Leading the Way on Alternatives to Using Animals in Experiments

By on August 25, 2011 with 0 Comments By Wayne Pacelle

The long-term goal of working with scientists to end harmful experimentation on tens of millions of animals in laboratories has always been an objective of The Humane Society of the United States.

At an international scientific conference in Montreal this week, we delivered a strong case that now is the time to spearhead a sustained effort to further develop alternative methods to replace animals in harmful research and testing altogether.

The venue for our presentation was the 8th World Congress on Alternatives and Animal Use in the Life Sciences—the premier forum for scientists, animal advocates, and others to discuss the current status of alternatives, as well as future prospects for advancing these methods.

Black-and-white kitten

Alternatives can replace animals in research procedures, reduce the number of animals used, or refine methods so that they cause less animal suffering; these are known as the three Rs.

Dr.
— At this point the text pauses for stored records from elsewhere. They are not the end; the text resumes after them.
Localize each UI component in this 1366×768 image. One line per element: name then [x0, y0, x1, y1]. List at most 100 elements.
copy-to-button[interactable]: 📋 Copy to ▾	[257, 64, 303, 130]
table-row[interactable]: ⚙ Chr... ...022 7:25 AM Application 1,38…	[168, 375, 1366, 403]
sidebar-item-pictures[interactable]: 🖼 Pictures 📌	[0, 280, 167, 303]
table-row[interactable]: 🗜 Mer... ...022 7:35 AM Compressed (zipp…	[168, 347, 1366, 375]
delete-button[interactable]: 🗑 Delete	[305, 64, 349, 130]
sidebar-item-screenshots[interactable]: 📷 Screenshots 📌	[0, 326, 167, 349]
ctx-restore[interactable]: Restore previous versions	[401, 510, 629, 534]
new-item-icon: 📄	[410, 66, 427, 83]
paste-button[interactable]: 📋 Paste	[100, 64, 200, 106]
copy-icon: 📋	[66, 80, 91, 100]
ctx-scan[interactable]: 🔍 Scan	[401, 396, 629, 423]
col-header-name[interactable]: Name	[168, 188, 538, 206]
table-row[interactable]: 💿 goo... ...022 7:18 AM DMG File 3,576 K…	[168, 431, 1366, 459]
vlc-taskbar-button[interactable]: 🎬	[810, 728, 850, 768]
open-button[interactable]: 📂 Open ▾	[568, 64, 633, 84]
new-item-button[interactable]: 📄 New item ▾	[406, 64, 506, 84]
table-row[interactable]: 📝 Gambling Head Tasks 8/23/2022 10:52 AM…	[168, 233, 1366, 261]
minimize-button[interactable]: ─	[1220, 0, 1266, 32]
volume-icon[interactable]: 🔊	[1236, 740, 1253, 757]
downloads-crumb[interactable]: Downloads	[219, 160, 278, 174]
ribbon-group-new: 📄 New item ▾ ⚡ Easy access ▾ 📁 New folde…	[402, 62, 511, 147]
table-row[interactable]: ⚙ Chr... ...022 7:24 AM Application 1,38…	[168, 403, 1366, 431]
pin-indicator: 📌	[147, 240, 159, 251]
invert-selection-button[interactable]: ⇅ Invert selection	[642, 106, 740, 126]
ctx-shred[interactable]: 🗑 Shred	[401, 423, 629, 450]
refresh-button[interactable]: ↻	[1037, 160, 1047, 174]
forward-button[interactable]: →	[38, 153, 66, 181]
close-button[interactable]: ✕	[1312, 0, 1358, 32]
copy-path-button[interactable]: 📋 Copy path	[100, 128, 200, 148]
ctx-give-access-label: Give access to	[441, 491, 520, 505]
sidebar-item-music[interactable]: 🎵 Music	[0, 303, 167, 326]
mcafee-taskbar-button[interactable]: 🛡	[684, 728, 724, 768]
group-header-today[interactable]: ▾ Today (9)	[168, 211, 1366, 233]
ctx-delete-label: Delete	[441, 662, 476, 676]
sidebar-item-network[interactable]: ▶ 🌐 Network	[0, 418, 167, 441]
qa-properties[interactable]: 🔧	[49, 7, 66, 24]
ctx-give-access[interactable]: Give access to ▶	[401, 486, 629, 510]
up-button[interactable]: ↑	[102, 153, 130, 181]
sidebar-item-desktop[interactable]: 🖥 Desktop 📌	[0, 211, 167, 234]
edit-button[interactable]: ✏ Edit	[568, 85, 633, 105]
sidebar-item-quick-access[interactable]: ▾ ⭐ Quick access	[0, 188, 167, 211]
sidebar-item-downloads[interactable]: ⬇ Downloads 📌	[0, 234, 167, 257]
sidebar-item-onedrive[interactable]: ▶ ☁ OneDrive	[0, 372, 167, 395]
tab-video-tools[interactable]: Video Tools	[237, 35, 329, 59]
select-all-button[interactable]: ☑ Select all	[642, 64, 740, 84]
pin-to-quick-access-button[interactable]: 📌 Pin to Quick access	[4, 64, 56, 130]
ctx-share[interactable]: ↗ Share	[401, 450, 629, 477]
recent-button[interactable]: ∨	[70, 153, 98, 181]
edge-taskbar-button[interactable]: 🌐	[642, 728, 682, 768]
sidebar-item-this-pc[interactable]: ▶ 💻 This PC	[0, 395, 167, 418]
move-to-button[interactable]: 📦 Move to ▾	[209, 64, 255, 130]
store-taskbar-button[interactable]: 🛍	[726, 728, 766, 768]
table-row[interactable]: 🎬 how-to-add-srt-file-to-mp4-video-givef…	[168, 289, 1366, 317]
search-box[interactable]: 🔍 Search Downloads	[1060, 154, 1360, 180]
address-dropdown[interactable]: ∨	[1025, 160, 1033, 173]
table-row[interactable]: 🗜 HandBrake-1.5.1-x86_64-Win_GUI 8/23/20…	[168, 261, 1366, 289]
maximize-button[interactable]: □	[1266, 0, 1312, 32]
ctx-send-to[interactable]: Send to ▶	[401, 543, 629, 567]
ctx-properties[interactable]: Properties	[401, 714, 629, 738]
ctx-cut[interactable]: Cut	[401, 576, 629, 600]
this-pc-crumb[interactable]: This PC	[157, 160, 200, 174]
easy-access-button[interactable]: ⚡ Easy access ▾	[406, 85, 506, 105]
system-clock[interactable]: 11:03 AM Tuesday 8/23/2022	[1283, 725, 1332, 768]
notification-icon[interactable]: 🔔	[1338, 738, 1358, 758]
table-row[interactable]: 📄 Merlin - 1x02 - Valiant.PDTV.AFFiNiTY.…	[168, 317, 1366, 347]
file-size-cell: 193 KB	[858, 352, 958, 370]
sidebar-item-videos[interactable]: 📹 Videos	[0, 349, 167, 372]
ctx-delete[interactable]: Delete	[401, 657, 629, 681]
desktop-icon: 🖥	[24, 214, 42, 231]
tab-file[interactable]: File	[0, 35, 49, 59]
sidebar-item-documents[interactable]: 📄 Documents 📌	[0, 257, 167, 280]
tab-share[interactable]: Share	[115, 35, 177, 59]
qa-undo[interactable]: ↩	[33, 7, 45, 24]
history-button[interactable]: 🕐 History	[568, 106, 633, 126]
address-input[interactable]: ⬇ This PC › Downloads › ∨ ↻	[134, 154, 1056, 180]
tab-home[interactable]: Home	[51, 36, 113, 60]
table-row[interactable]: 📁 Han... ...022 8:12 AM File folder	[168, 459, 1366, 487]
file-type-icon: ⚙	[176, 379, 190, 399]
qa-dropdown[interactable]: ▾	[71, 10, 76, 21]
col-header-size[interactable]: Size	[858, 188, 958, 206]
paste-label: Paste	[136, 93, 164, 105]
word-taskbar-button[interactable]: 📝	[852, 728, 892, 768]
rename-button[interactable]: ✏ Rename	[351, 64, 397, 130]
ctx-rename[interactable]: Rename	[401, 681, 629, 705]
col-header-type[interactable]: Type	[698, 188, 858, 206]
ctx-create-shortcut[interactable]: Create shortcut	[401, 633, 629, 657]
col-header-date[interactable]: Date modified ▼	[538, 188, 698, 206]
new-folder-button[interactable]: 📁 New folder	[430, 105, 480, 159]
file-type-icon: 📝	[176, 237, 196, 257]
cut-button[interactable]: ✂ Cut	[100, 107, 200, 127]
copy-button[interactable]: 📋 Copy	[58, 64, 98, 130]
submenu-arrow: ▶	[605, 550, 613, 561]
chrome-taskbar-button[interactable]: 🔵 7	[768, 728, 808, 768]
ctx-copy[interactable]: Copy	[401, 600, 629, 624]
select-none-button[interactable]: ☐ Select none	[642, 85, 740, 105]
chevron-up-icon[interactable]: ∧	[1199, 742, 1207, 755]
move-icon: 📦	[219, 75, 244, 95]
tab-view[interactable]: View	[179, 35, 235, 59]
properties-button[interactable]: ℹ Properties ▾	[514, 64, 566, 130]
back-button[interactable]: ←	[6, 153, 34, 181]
Martin Stephens, HSUS’ vice president for animal research issues, called on the alternatives community and the wider scientific community to lead science into the future by embracing the replacement of all animals in harmful experiments with more modern, sophisticated methods.

We’ve played other key roles in the conference throughout the week. On Sunday, The HSUS, Humane Society International, and the Humane Society Legislative Fund co-hosted the international Animal Protection Satellite Meeting, which brought together nearly 30 leading animal protection organizations endorsing our resolution calling upon research institutions around the world to develop and publicize strategies to replace, reduce, and refine their use of animals in experimentation.

Today, we presented the Russell & Burch Award to Julia Fentem, vice president of the Safety & Environmental Assurance Center of Unilever, in recognition of her outstanding contributions to the advancement of alternative methods in testing the safety of products.

In addition, Emily McIvor, HSI’s senior policy advisor for the European Union, received the prestigious Henry Spira Award in recognition of her important accomplishments in the cause of animal welfare.

Our animal research experts co-organized sessions on testing Botox-type products and presented on the current state of chimpanzees in laboratories, efforts to reduce animal pain and distress, our AltTox.org website on non-animal alternatives, and other important topics.

In my book, I called for a new, humane economy, and replacing the use of animals in research and testing has to be one element of our economic and ethical make-over. This is a case where investments in innovation will not only move us away from the harmful treatment of animals, but also forward in our efforts to protect human health. Alternative methods are typically better, faster, less expensive, and more reliable than animal tests.

It’s a pivot point for us and our campaign to move away from animal testing and research. We will continue to work with scientists, policy makers, and other animal protection organizations to make that happen in the years ahead.